Encendió la linterna y movió delante de sí su pequeño haz de luz. El papel pintado tenía una serie de rayas verticales de color salmón, y aquí y allá las junturas se separaban como si el papel intentara escapar del bochorno de la habitación. Daggart se interesó por una rendija que había encima del escritorio. Evidentemente, al verla, su imagen se había grabado en un recoveco de su cerebro, aunque ello no había bastado para que se acercara a investigar.
Se acercó a aquella parte del papel pintado y examinó la juntura sirviéndose del pequeño cono de luz de su linterna. El papel estaba descolorido, incluso manchado.
Pero había algo más.
Era casi como si el papel hubiera sido arrancando y reemplazado luego. Como si estuviera remendado. Tal vez fuera obra del personal del hotel. O tal vez de Lyman Tingley.
Daggart cogió con la mano libre un borde de la unión y tiró de ella suavemente, como si estuviera ayudando a un anciano a quitarse el abrigo. El papel sólo se resistió un momento. Tras un par de tirones, se despegó de la pared con facilidad. Quien había vuelto a pegarlo no había hecho un trabajo muy fino. Pero tal vez se tratara precisamente de eso.
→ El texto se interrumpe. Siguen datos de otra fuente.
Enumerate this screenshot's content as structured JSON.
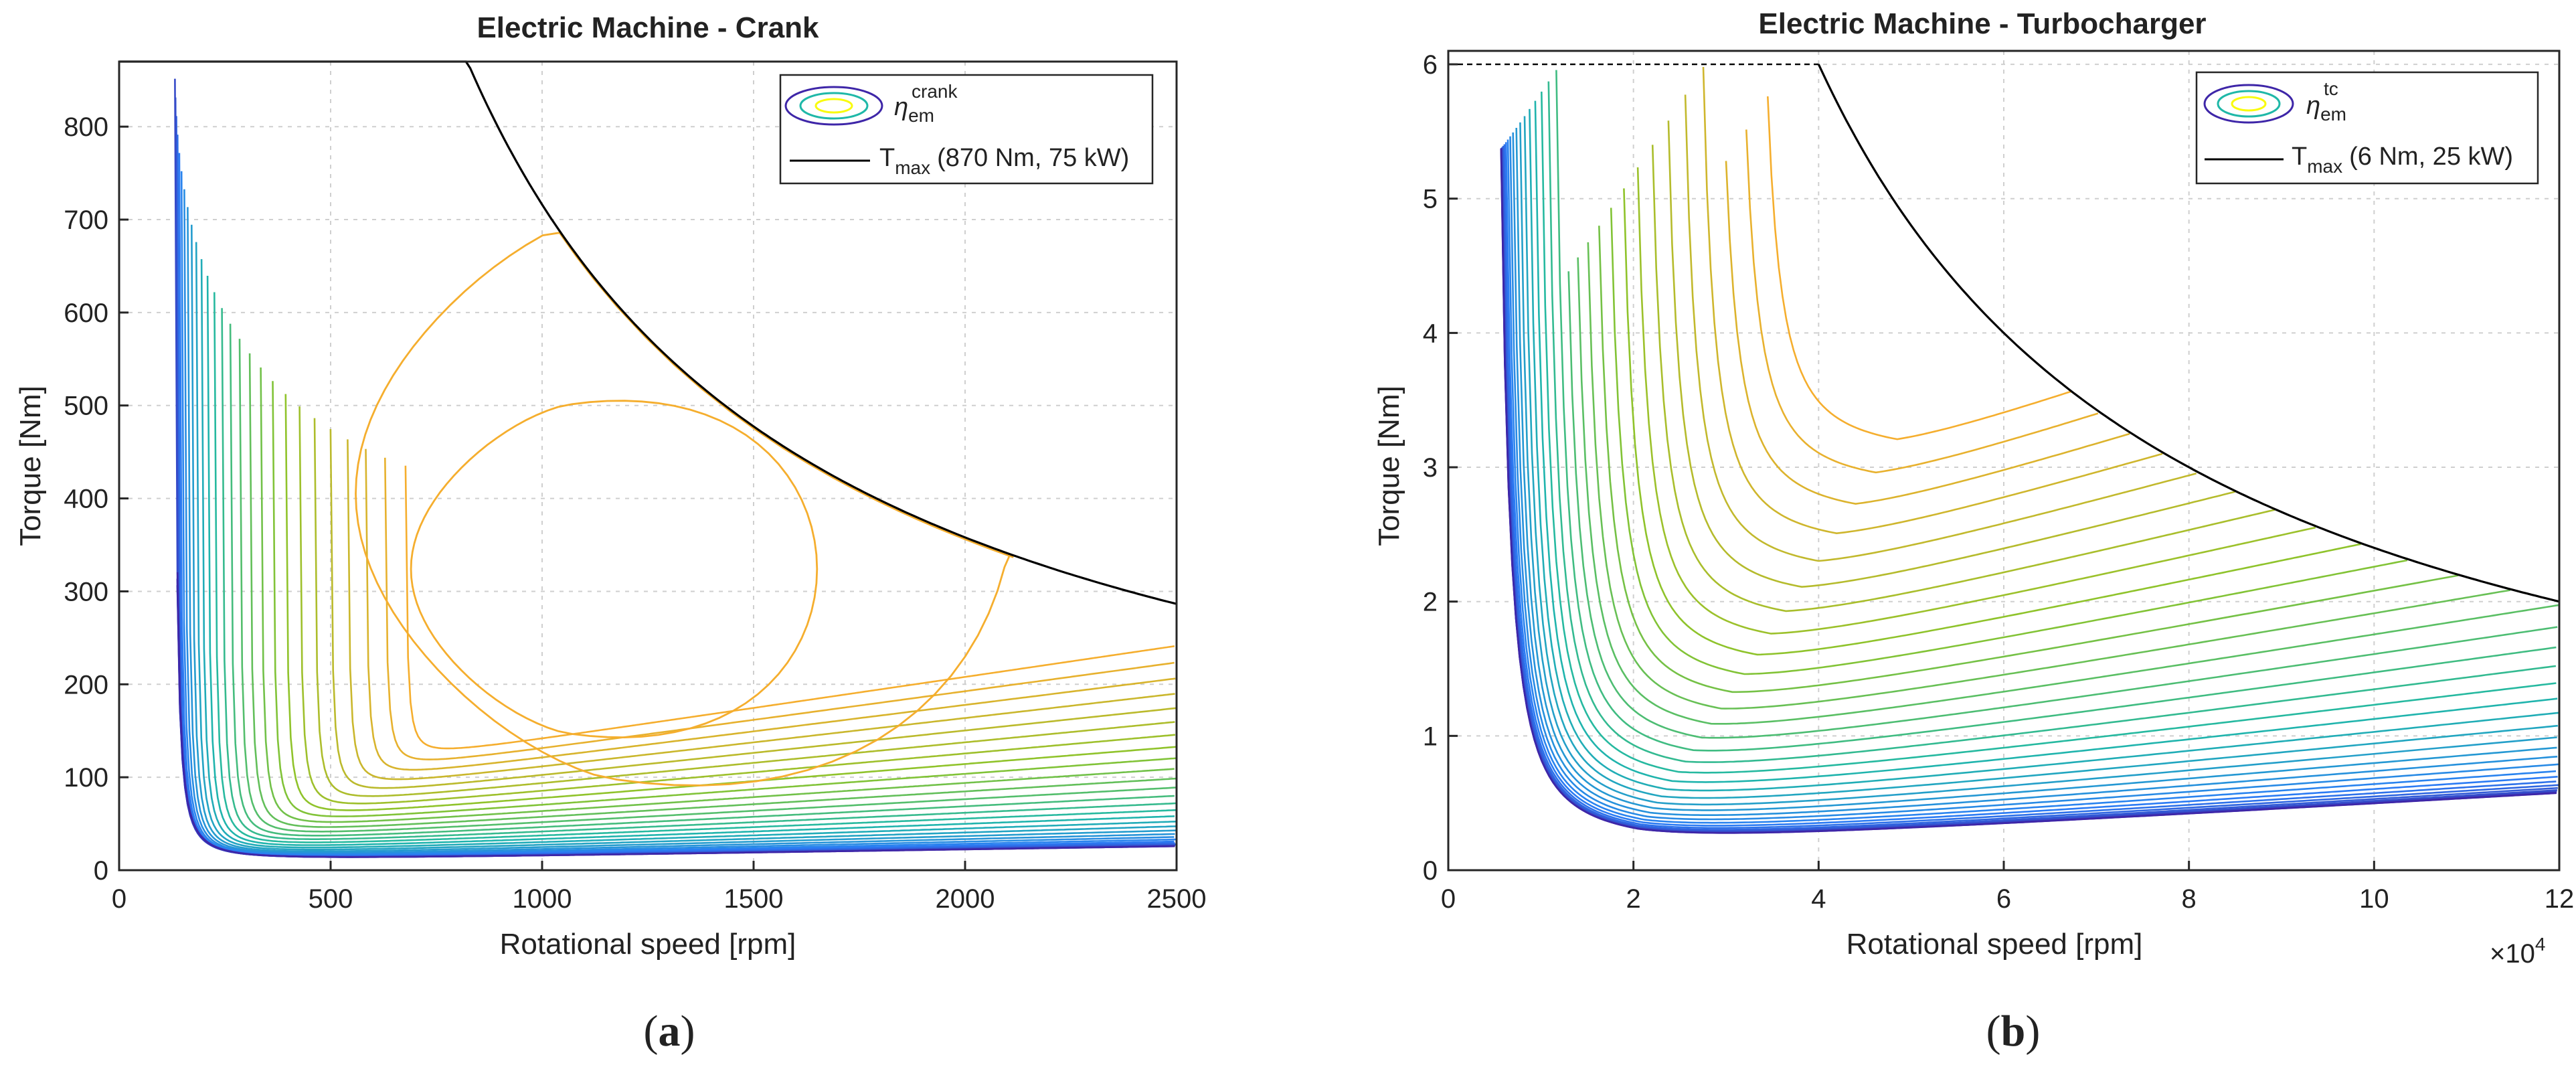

Al introducir la linterna por debajo del papel, Daggart vio los bosquejos hechos a lápiz. Las marcas eran tan tenues que tuvo que pegar la nariz a la pared para ver qué decían. La escritura era débil y desvaída, y al comprender por fin lo que tenía delante, Daggart contuvo el aliento. No eran palabras lo que estaba mirando, sino imágenes.
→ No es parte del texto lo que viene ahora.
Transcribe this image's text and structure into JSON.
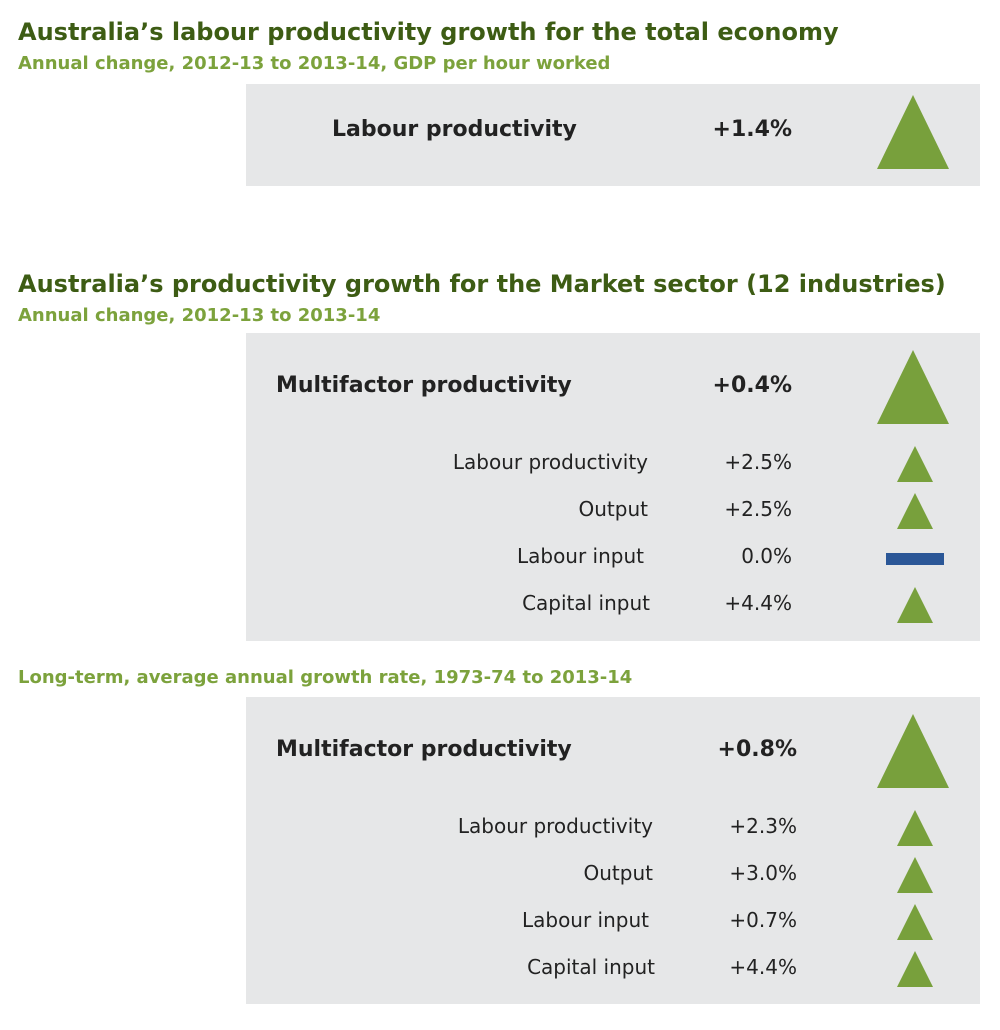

Imágenes mayas. Reproducciones de jeroglíficos antiguos.
Con ayuda de la linterna, cuya luz iba apagándose poco a poco, Daggart identificó los signos. Chac Mool. Ixchel. Quetzal, el pájaro sagrado. Kinich Ahau, el dios sol. Allí de pie, envuelto en el aire estancado de la habitación, con los ojos fijos en aquellos símbolos del pasado, Daggart se sintió como un explorador que hubiera tropezado por primera vez con una cueva cubierta de pinturas rupestres. Lo único que le faltaba era una antorcha encendida y uno o dos murciélagos revoloteando por encima de su cabeza.
Sí, reconocía aquellos símbolos. ¿Y ahora qué? ¿Qué hacían allí y qué significaban? Suponía que los había dibujado Lyman Tingley, pero ¿con qué fin? ¿Intentaba dilucidar algo? ¿O eran pistas dejadas para Scott Daggart?
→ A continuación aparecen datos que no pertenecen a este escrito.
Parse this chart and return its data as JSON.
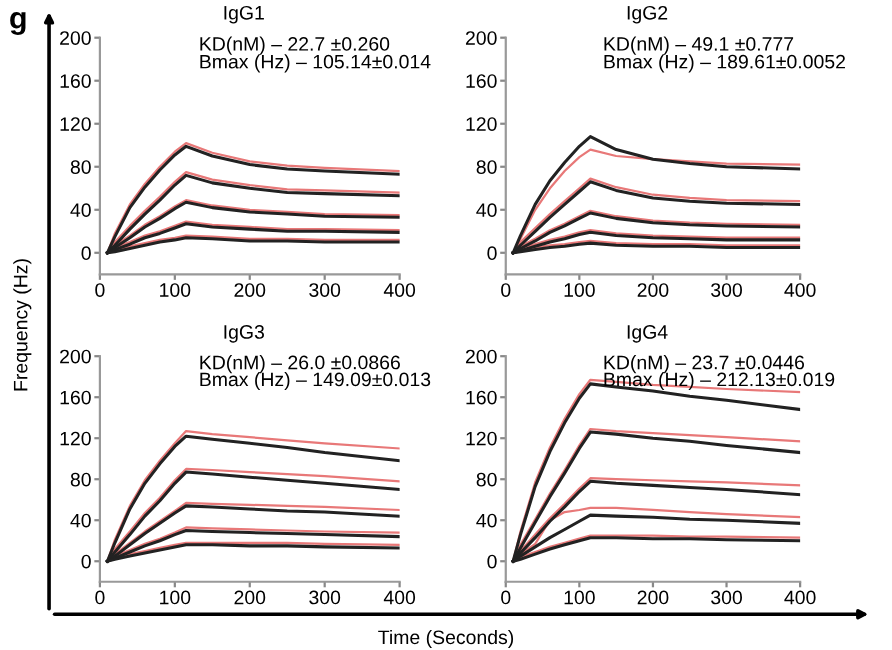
{
  "chart_data": [
    {
      "type": "line",
      "title": "IgG1",
      "annotations": [
        "g",
        "KD(nM) – 22.7 ±0.260",
        "Bmax (Hz) – 105.14±0.014"
      ],
      "ylabel": "Frequency (Hz)",
      "xlim": [
        0,
        400
      ],
      "ylim": [
        -20,
        200
      ],
      "xticks": [
        0,
        100,
        200,
        300,
        400
      ],
      "yticks": [
        0,
        40,
        80,
        120,
        160,
        200
      ],
      "grid": false,
      "line_style": "solid",
      "marker": "none",
      "x": [
        10,
        20,
        40,
        60,
        80,
        100,
        115,
        150,
        200,
        250,
        300,
        400
      ],
      "series": [
        {
          "color": "#e87878",
          "values": [
            0,
            18,
            45,
            64,
            80,
            94,
            102,
            93,
            85,
            81,
            79,
            76
          ]
        },
        {
          "color": "#e87878",
          "values": [
            0,
            10,
            25,
            39,
            52,
            66,
            75,
            68,
            63,
            59,
            58,
            56
          ]
        },
        {
          "color": "#e87878",
          "values": [
            0,
            7,
            16,
            26,
            34,
            43,
            49,
            44,
            40,
            38,
            36,
            35
          ]
        },
        {
          "color": "#e87878",
          "values": [
            0,
            5,
            10,
            16,
            20,
            25,
            29,
            26,
            24,
            22,
            22,
            21
          ]
        },
        {
          "color": "#e87878",
          "values": [
            0,
            3,
            6,
            9,
            12,
            14,
            16,
            15,
            13,
            13,
            12,
            12
          ]
        },
        {
          "color": "#222222",
          "values": [
            0,
            15,
            42,
            61,
            77,
            91,
            99,
            90,
            82,
            78,
            76,
            73
          ]
        },
        {
          "color": "#222222",
          "values": [
            0,
            7,
            22,
            36,
            49,
            63,
            72,
            65,
            60,
            56,
            55,
            53
          ]
        },
        {
          "color": "#222222",
          "values": [
            0,
            5,
            14,
            24,
            32,
            41,
            47,
            42,
            38,
            36,
            34,
            33
          ]
        },
        {
          "color": "#222222",
          "values": [
            0,
            3,
            8,
            14,
            18,
            23,
            27,
            24,
            22,
            20,
            20,
            19
          ]
        },
        {
          "color": "#222222",
          "values": [
            0,
            1,
            4,
            7,
            10,
            12,
            14,
            13,
            11,
            11,
            10,
            10
          ]
        }
      ]
    },
    {
      "type": "line",
      "title": "IgG2",
      "annotations": [
        "KD(nM) – 49.1 ±0.777",
        "Bmax (Hz) – 189.61±0.0052"
      ],
      "xlim": [
        0,
        400
      ],
      "ylim": [
        -20,
        200
      ],
      "xticks": [
        0,
        100,
        200,
        300,
        400
      ],
      "yticks": [
        0,
        40,
        80,
        120,
        160,
        200
      ],
      "grid": false,
      "line_style": "solid",
      "marker": "none",
      "x": [
        10,
        20,
        40,
        60,
        80,
        100,
        115,
        150,
        200,
        250,
        300,
        400
      ],
      "series": [
        {
          "color": "#e87878",
          "values": [
            0,
            13,
            40,
            60,
            76,
            89,
            96,
            90,
            87,
            85,
            83,
            82
          ]
        },
        {
          "color": "#e87878",
          "values": [
            0,
            10,
            23,
            36,
            48,
            60,
            69,
            61,
            54,
            51,
            49,
            48
          ]
        },
        {
          "color": "#e87878",
          "values": [
            0,
            6,
            13,
            21,
            27,
            34,
            39,
            34,
            30,
            28,
            27,
            26
          ]
        },
        {
          "color": "#e87878",
          "values": [
            0,
            4,
            8,
            12,
            15,
            19,
            21,
            18,
            16,
            15,
            14,
            14
          ]
        },
        {
          "color": "#e87878",
          "values": [
            0,
            3,
            5,
            7,
            8,
            10,
            11,
            9,
            8,
            8,
            7,
            7
          ]
        },
        {
          "color": "#222222",
          "values": [
            0,
            16,
            45,
            67,
            84,
            99,
            108,
            96,
            87,
            83,
            80,
            78
          ]
        },
        {
          "color": "#222222",
          "values": [
            0,
            7,
            20,
            33,
            45,
            57,
            66,
            58,
            51,
            48,
            46,
            45
          ]
        },
        {
          "color": "#222222",
          "values": [
            0,
            4,
            11,
            19,
            25,
            32,
            37,
            32,
            28,
            26,
            25,
            24
          ]
        },
        {
          "color": "#222222",
          "values": [
            0,
            2,
            6,
            10,
            13,
            17,
            19,
            16,
            14,
            13,
            12,
            12
          ]
        },
        {
          "color": "#222222",
          "values": [
            0,
            1,
            3,
            5,
            6,
            8,
            9,
            7,
            6,
            6,
            5,
            5
          ]
        }
      ]
    },
    {
      "type": "line",
      "title": "IgG3",
      "annotations": [
        "KD(nM) – 26.0 ±0.0866",
        "Bmax (Hz) – 149.09±0.013"
      ],
      "xlim": [
        0,
        400
      ],
      "ylim": [
        -20,
        200
      ],
      "xticks": [
        0,
        100,
        200,
        300,
        400
      ],
      "yticks": [
        0,
        40,
        80,
        120,
        160,
        200
      ],
      "grid": false,
      "line_style": "solid",
      "marker": "none",
      "x": [
        10,
        20,
        40,
        60,
        80,
        100,
        115,
        150,
        200,
        250,
        300,
        400
      ],
      "series": [
        {
          "color": "#e87878",
          "values": [
            0,
            21,
            54,
            79,
            98,
            115,
            127,
            124,
            121,
            118,
            115,
            110
          ]
        },
        {
          "color": "#e87878",
          "values": [
            0,
            12,
            29,
            47,
            62,
            79,
            90,
            89,
            87,
            85,
            83,
            78
          ]
        },
        {
          "color": "#e87878",
          "values": [
            0,
            7,
            18,
            29,
            39,
            49,
            57,
            56,
            55,
            54,
            53,
            50
          ]
        },
        {
          "color": "#e87878",
          "values": [
            0,
            5,
            11,
            17,
            22,
            28,
            33,
            32,
            31,
            30,
            29,
            28
          ]
        },
        {
          "color": "#e87878",
          "values": [
            0,
            4,
            7,
            10,
            13,
            16,
            18,
            18,
            18,
            18,
            17,
            16
          ]
        },
        {
          "color": "#222222",
          "values": [
            0,
            18,
            51,
            76,
            95,
            112,
            122,
            119,
            115,
            111,
            106,
            98
          ]
        },
        {
          "color": "#222222",
          "values": [
            0,
            9,
            26,
            44,
            59,
            76,
            87,
            85,
            82,
            79,
            76,
            70
          ]
        },
        {
          "color": "#222222",
          "values": [
            0,
            5,
            16,
            27,
            37,
            47,
            54,
            53,
            51,
            49,
            48,
            44
          ]
        },
        {
          "color": "#222222",
          "values": [
            0,
            3,
            9,
            15,
            20,
            26,
            30,
            29,
            28,
            27,
            26,
            24
          ]
        },
        {
          "color": "#222222",
          "values": [
            0,
            2,
            5,
            8,
            11,
            14,
            16,
            16,
            15,
            15,
            14,
            13
          ]
        }
      ]
    },
    {
      "type": "line",
      "title": "IgG4",
      "annotations": [
        "KD(nM) – 23.7 ±0.0446",
        "Bmax (Hz) – 212.13±0.019"
      ],
      "xlabel": "Time (Seconds)",
      "xlim": [
        0,
        400
      ],
      "ylim": [
        -20,
        200
      ],
      "xticks": [
        0,
        100,
        200,
        300,
        400
      ],
      "yticks": [
        0,
        40,
        80,
        120,
        160,
        200
      ],
      "grid": false,
      "line_style": "solid",
      "marker": "none",
      "x": [
        10,
        20,
        40,
        60,
        80,
        100,
        115,
        150,
        200,
        250,
        300,
        400
      ],
      "series": [
        {
          "color": "#e87878",
          "values": [
            0,
            29,
            77,
            111,
            139,
            163,
            177,
            175,
            172,
            170,
            168,
            165
          ]
        },
        {
          "color": "#e87878",
          "values": [
            0,
            16,
            41,
            66,
            89,
            113,
            129,
            127,
            125,
            123,
            121,
            117
          ]
        },
        {
          "color": "#e87878",
          "values": [
            0,
            10,
            26,
            42,
            56,
            71,
            81,
            80,
            79,
            78,
            77,
            74
          ]
        },
        {
          "color": "#e87878",
          "values": [
            0,
            7,
            17,
            40,
            48,
            50,
            52,
            52,
            50,
            48,
            46,
            43
          ]
        },
        {
          "color": "#e87878",
          "values": [
            0,
            4,
            9,
            14,
            18,
            22,
            25,
            25,
            25,
            24,
            24,
            23
          ]
        },
        {
          "color": "#222222",
          "values": [
            0,
            26,
            73,
            107,
            135,
            159,
            173,
            170,
            166,
            161,
            157,
            148
          ]
        },
        {
          "color": "#222222",
          "values": [
            0,
            13,
            38,
            63,
            86,
            110,
            126,
            124,
            120,
            117,
            113,
            106
          ]
        },
        {
          "color": "#222222",
          "values": [
            0,
            8,
            23,
            39,
            53,
            68,
            78,
            76,
            74,
            72,
            70,
            65
          ]
        },
        {
          "color": "#222222",
          "values": [
            0,
            5,
            14,
            23,
            31,
            39,
            45,
            44,
            43,
            41,
            40,
            37
          ]
        },
        {
          "color": "#222222",
          "values": [
            0,
            2,
            7,
            12,
            16,
            20,
            23,
            23,
            22,
            22,
            21,
            20
          ]
        }
      ]
    }
  ]
}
A falta de una cámara, Daggart intentó memorizar los jeroglíficos lo mejor que pudo. Casi lo había conseguido cuando reparó en que había algo raro en el último dibujo. Era el dios descendente. El dios del lucero del alba. A veces llamado Ah Muken Cab. Tenía las piernas separadas y las manos juntas por encima de la cabeza.
Pero eso era un error.
Tal y como lo había dibujado Lyman Tingley, Ah Muken Cab aparecía agachado y tieso, como si estuviera en cuclillas, implorando a los dioses de las alturas. Pero Ah Muken Cab era el dios que se zambullía. El dios descendente. Por eso tenía las manos juntas, como cuando uno se prepara para lanzarse al agua de cabeza. Nunca se le representaba erguido, sino más bien mirando hacia abajo, como si descendiera hacia la tierra desde los cielos. Solamente a alguien que desconociera el panteón maya se le habría ocurrido dibujar a Ah Muken Cab con la cabeza alta, y Daggart sabía que ése no era el caso de Lyman Tingley.
Así pues, aquélla era la pista de Lyman. Daggart ignoraba, sin embargo, qué significaba y adonde le conduciría.